# Shooting Small



## Pawpawsailor (Jun 8, 2012)




----------



## capnjoe (Jun 3, 2012)

Dang! Those little rounds sound like they pack a wallop. I'm about to embark on a .25g Airsoft mission mice elf.
Ray is sending me a pouch to shoot them with. I have the Super Pouches with the large hole. I'm glad to see their effectiveness. 
Do you get much knuckle slap with them? I know they are very light in weight.


----------



## dgui (Jan 12, 2010)

*Wow Nice and I likes the Music Too.*


----------



## Pawpawsailor (Jun 8, 2012)

capnjoe said:


> Dang! Those little rounds sound like they pack a wallop. I'm about to embark on a .25g Airsoft mission mice elf.
> Ray is sending me a pouch to shoot them with. I have the Super Pouches with the large hole. I'm glad to see their effectiveness.
> Do you get much knuckle slap with them? I know they are very light in weight.
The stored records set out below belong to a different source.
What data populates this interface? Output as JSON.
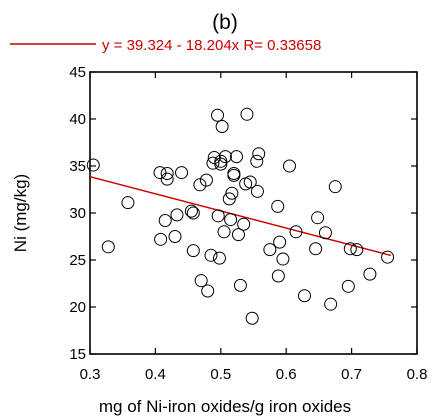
{
  "chart_data": {
    "type": "scatter",
    "title": "(b)",
    "xlabel": "mg of Ni-iron oxides/g iron oxides",
    "ylabel": "Ni (mg/kg)",
    "xlim": [
      0.3,
      0.8
    ],
    "ylim": [
      15,
      45
    ],
    "xticks": [
      0.3,
      0.4,
      0.5,
      0.6,
      0.7,
      0.8
    ],
    "yticks": [
      15,
      20,
      25,
      30,
      35,
      40,
      45
    ],
    "xtick_labels": [
      "0.3",
      "0.4",
      "0.5",
      "0.6",
      "0.7",
      "0.8"
    ],
    "ytick_labels": [
      "15",
      "20",
      "25",
      "30",
      "35",
      "40",
      "45"
    ],
    "grid": false,
    "legend_position": "top",
    "colors": {
      "fit_line": "#cc0000",
      "points": "#000000"
    },
    "fit": {
      "label": "y = 39.324 - 18.204x R= 0.33658",
      "intercept": 39.324,
      "slope": -18.204,
      "x_range": [
        0.3,
        0.76
      ]
    },
    "series": [
      {
        "x": [
          0.305,
          0.328,
          0.358,
          0.407,
          0.408,
          0.415,
          0.418,
          0.418,
          0.43,
          0.433,
          0.44,
          0.455,
          0.458,
          0.458,
          0.468,
          0.47,
          0.478,
          0.48,
          0.485,
          0.488,
          0.49,
          0.495,
          0.496,
          0.498,
          0.5,
          0.5,
          0.502,
          0.505,
          0.507,
          0.513,
          0.515,
          0.517,
          0.52,
          0.52,
          0.524,
          0.527,
          0.53,
          0.535,
          0.538,
          0.54,
          0.545,
          0.548,
          0.555,
          0.556,
          0.558,
          0.575,
          0.587,
          0.588,
          0.59,
          0.595,
          0.605,
          0.615,
          0.628,
          0.645,
          0.648,
          0.66,
          0.668,
          0.675,
          0.695,
          0.698,
          0.708,
          0.728,
          0.755
        ],
        "y": [
          35.1,
          26.4,
          31.1,
          34.3,
          27.2,
          29.2,
          34.2,
          33.6,
          27.5,
          29.8,
          34.3,
          30.2,
          30.0,
          26.0,
          33.0,
          22.8,
          33.5,
          21.7,
          25.5,
          35.3,
          35.9,
          40.4,
          29.7,
          25.2,
          35.2,
          35.5,
          39.2,
          28.0,
          36.0,
          31.5,
          29.3,
          32.1,
          34.0,
          34.2,
          36.0,
          27.7,
          22.3,
          28.8,
          33.1,
          40.5,
          33.3,
          18.8,
          35.5,
          32.3,
          36.3,
          26.1,
          30.7,
          23.3,
          26.9,
          25.1,
          35.0,
          28.0,
          21.2,
          26.2,
          29.5,
          27.9,
          20.3,
          32.8,
          22.2,
          26.2,
          26.1,
          23.5,
          25.3
        ]
      }
    ]
  }
}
Everyone has their own ideas about what to shoot, but I like the Airsoft BB'S. They won't break anything but will bounce those little plastic DanActive bottles all over the place... I avoid the hand slaps by scaling down the bands to a smaller taper.


----------



## capnjoe (Jun 3, 2012)

I'll do the same. Gracias!


----------



## Berkshire bred (Mar 4, 2012)

good shooting i also shoot bbs, great fun


----------



## Pawpawsailor (Jun 8, 2012)

I can spend an afternoon with the little plastic bottle and a pocket full of BB's. lol


----------